There is one way to get the advantage other than mastering the fighting system, and that's where the second original feature of the game comes in: the Positive Encounter and Tactics System (PETS). To make sense of this, know that in the encounter system, enemies appear on the same map as which the battles will occur. Also, one can use weapons on the map, and either the lead character or the enemy will get a turn advantage based on who gets the first hit. Well, the PETS system basically uses a system of Baits and Traps to either lure tough enemies away, or to deal damage/enduce status effects on enemies before battle. This is a nice idea; however, the usage of bait and traps is semi-realistic (You have to be at a running start to throw traps). This actually makes it a little more diffucult to use than it's worth, because of the shaky controls. Also, since enemy height and width is taken into mind, it's very easy to throw traps over approaching enemies. The PETS system is a very good idea, but a bit too hard to implement to be practical in most cases.
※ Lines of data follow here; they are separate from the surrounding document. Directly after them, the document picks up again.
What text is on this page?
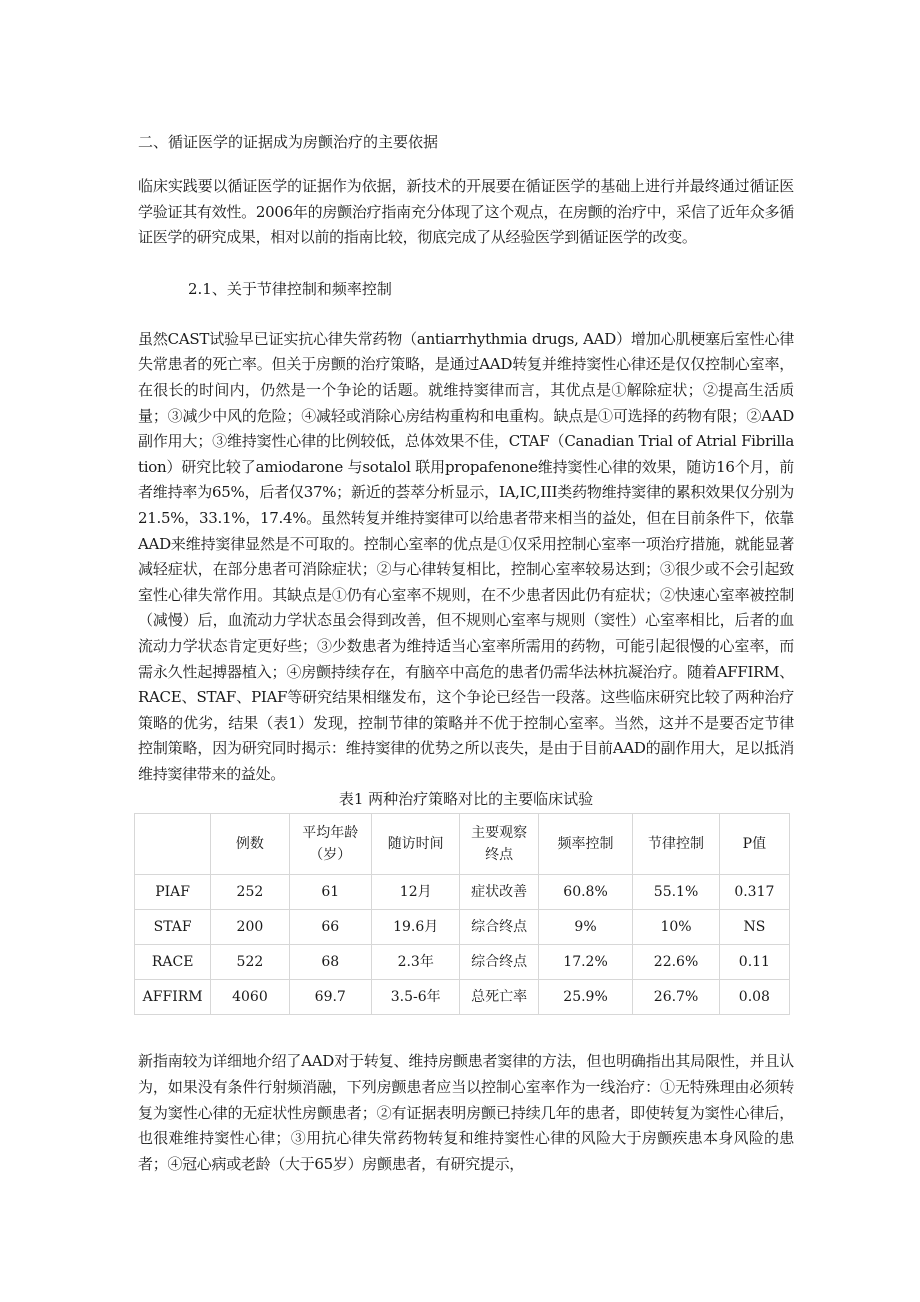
二、循证医学的证据成为房颤治疗的主要依据

临床实践要以循证医学的证据作为依据，新技术的开展要在循证医学的基础上进行并最终通过循证医学验证其有效性。2006年的房颤治疗指南充分体现了这个观点，在房颤的治疗中，采信了近年众多循证医学的研究成果，相对以前的指南比较，彻底完成了从经验医学到循证医学的改变。

2.1、关于节律控制和频率控制

虽然CAST试验早已证实抗心律失常药物（antiarrhythmia drugs, AAD）增加心肌梗塞后室性心律失常患者的死亡率。但关于房颤的治疗策略，是通过AAD转复并维持窦性心律还是仅仅控制心室率，在很长的时间内，仍然是一个争论的话题。就维持窦律而言，其优点是①解除症状；②提高生活质量；③减少中风的危险；④减轻或消除心房结构重构和电重构。缺点是①可选择的药物有限；②AAD副作用大；③维持窦性心律的比例较低，总体效果不佳，CTAF（Canadian Trial of Atrial Fibrillation）研究比较了amiodarone 与sotalol 联用propafenone维持窦性心律的效果，随访16个月，前者维持率为65%，后者仅37%；新近的荟萃分析显示，IA,IC,III类药物维持窦律的累积效果仅分别为21.5%，33.1%，17.4%。虽然转复并维持窦律可以给患者带来相当的益处，但在目前条件下，依靠AAD来维持窦律显然是不可取的。控制心室率的优点是①仅采用控制心室率一项治疗措施，就能显著减轻症状，在部分患者可消除症状；②与心律转复相比，控制心室率较易达到；③很少或不会引起致室性心律失常作用。其缺点是①仍有心室率不规则，在不少患者因此仍有症状；②快速心室率被控制（减慢）后，血流动力学状态虽会得到改善，但不规则心室率与规则（窦性）心室率相比，后者的血流动力学状态肯定更好些；③少数患者为维持适当心室率所需用的药物，可能引起很慢的心室率，而需永久性起搏器植入；④房颤持续存在，有脑卒中高危的患者仍需华法林抗凝治疗。随着AFFIRM、RACE、STAF、PIAF等研究结果相继发布，这个争论已经告一段落。这些临床研究比较了两种治疗策略的优劣，结果（表1）发现，控制节律的策略并不优于控制心室率。当然，这并不是要否定节律控制策略，因为研究同时揭示：维持窦律的优势之所以丧失，是由于目前AAD的副作用大，足以抵消维持窦律带来的益处。

表1 两种治疗策略对比的主要临床试验

	例数	平均年龄（岁）	随访时间	主要观察终点	频率控制	节律控制	P值
PIAF	252	61	12月	症状改善	60.8%	55.1%	0.317
STAF	200	66	19.6月	综合终点	9%	10%	NS
RACE	522	68	2.3年	综合终点	17.2%	22.6%	0.11
AFFIRM	4060	69.7	3.5-6年	总死亡率	25.9%	26.7%	0.08

新指南较为详细地介绍了AAD对于转复、维持房颤患者窦律的方法，但也明确指出其局限性，并且认为，如果没有条件行射频消融，下列房颤患者应当以控制心室率作为一线治疗：①无特殊理由必须转复为窦性心律的无症状性房颤患者；②有证据表明房颤已持续几年的患者，即使转复为窦性心律后，也很难维持窦性心律；③用抗心律失常药物转复和维持窦性心律的风险大于房颤疾患本身风险的患者；④冠心病或老龄（大于65岁）房颤患者，有研究提示，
There are other interesting aspects to this game as well, such as the music and the attention paid to detail. Hitoshi Sakimoto, famous for composing the Ogre Battle and Final Fantasy Tactics games, as well as Vagrant Story, was the sole composer for this soundtrack. The third and fourth BoF games had two composers working on them, and they set up a musical 'feeling' for the series, for lack of a better explanation. Sakimoto obviously did a study on that; the score, while reeking of the sounds of Ogre Battle and Final Fantasy Tactics' symphonic, exciting music, also hints the Electronic Rock, and psuedo-symphonic styles of the more recent Breath of Fire games. This gives the game a sense of familiarity, even with a completely different interface from the previous four games. Also, the game pays much attention to detail of characters. Usually, certain things about characters, like personality, background, or physique, are overlooked in most games when certain things happen. While it's more appearant when playing the game using SOL, the game appears more realistic, as the group stops for rests at times for Nina's sake, How Ryu's dragon powers are constantly on his mind whenever he has the chance to sit down and think, how Nina is scared of interaction between anyone except Ryu and Lin, amongst many other impressive things that won't be spoiled here. The story is nothing special, however it is a refreshing change from most games, and it is pretty original.
In conclusion, Breath of Fire: Dragon Quarter is an amazing game, which will probably be overshadowed by the highly anticipated Xenosaga, unfortunately. This is a pity; it's easily better than any RPG on the PS2 released before it, even bigger titles Final Fantasy 10, and Kingdom Hearts; the only PS2 games looking to challenge its greatness this year being Xenosaga, Unlimited SaGa, and perhaps Final Fantasy X-2.